The chilled and unchilled water are stored in the same tank; there is little mixing between the two layers. The thermocline level is defined as the height in the tank where there is greatest temperature difference between the warm water above and the cool water below.
TES optimization is performed by maximizing the cash flow derived from the chilled-water resource while respecting all of the physical and operational constraints. Silvia Magrelli, the R&D software engineer at RTP who led development of the application said the optimal schedule requires the “solution of a constrained multivariable nonlinear objective function, and with the selection of the appropriate solver algorithm, the machine-generated answer will provide significant additional revenue gain over and above the default schedule.”
The optimizer is layered on high-accuracy adaptive plant models which allow it to calculate key powerplant operational parameters for the forecasted weather conditions, and then also to predict precisely the incremental power and heat-rate benefit of inlet-air cooling, as well as the auxiliary load of the chiller units.
The final pieces of the jigsaw puzzle are forecasts of electricity and natural-gas prices, which enable decisions regarding GT run schedule. The outcome assures sufficient chilled water is available to meet the forecasted needs of the day-ahead market. Plus, in real-time trading it allows sudden changes in market and/or weather conditions to be assimilated immediately and the best use of the TES re-computed for the remainder of the trading day.
One important benefit of the optimizer, Team RTP stressed: It greatly improves the accuracy of day-ahead load forecasts because it always plans to return the TES tank to a specified state at the end of each day. Thus, at the start of each trading day, the thermocline level is the expected value, and the forecasted load and heat rate can be achieved if the TES is operated according to the optimal schedule.
By contrast, with a default schedule, the end-of-day thermocline level is uncontrolled and will affect megawatt and heat-rate numbers for the following day. Finally, when plant equipment constraints are reached—such as maximum chilled-water flow rate through the cooling coil—the system will plan the day-ahead and real-time schedules based on best achievable performance.

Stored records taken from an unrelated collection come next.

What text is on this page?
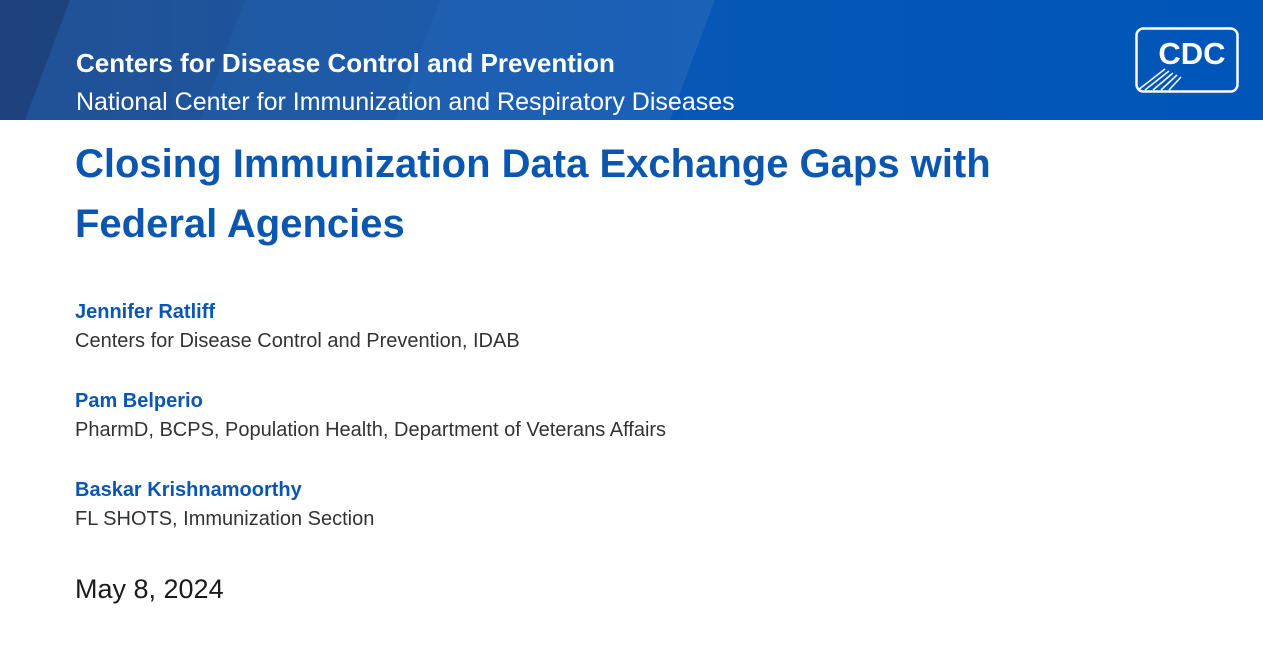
Centers for Disease Control and Prevention
National Center for Immunization and Respiratory Diseases
CDC
Closing Immunization Data Exchange Gaps with
Federal Agencies
Jennifer Ratliff
Centers for Disease Control and Prevention, IDAB
Pam Belperio
PharmD, BCPS, Population Health, Department of Veterans Affairs
Baskar Krishnamoorthy
FL SHOTS, Immunization Section
May 8, 2024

Real Time Power has tested the application against five years of real price and weather data using actual plant thermodynamic models. Figs 2-4 presents the results of this retrospective comparison for a 3 × 1 combined cycle in the South with a 5.75-million-gal storage tank. The optimizer consistently outperforms the default schedule, and over the five-year period investigated, would have produced a $6.6-million benefit. The saving results from differences between the actual electricity price on the day and price curve used in designing the TES and in compiling the default schedule.
Installation of the RTP solution involves a server which connects to both the plant DCS and the energy trading desk. Control-room operators have the opportunity to set independent variable values and constraints—gas-turbine availability, for example. The system typically is accessed daily by the trader to produce the day-ahead declaration, and subsequently, as required during the current day, to make changes reflecting the real-time market.
The optimal solution for a particular running configuration is computed in less than one second, making the system very responsive to changes in market and weather conditions.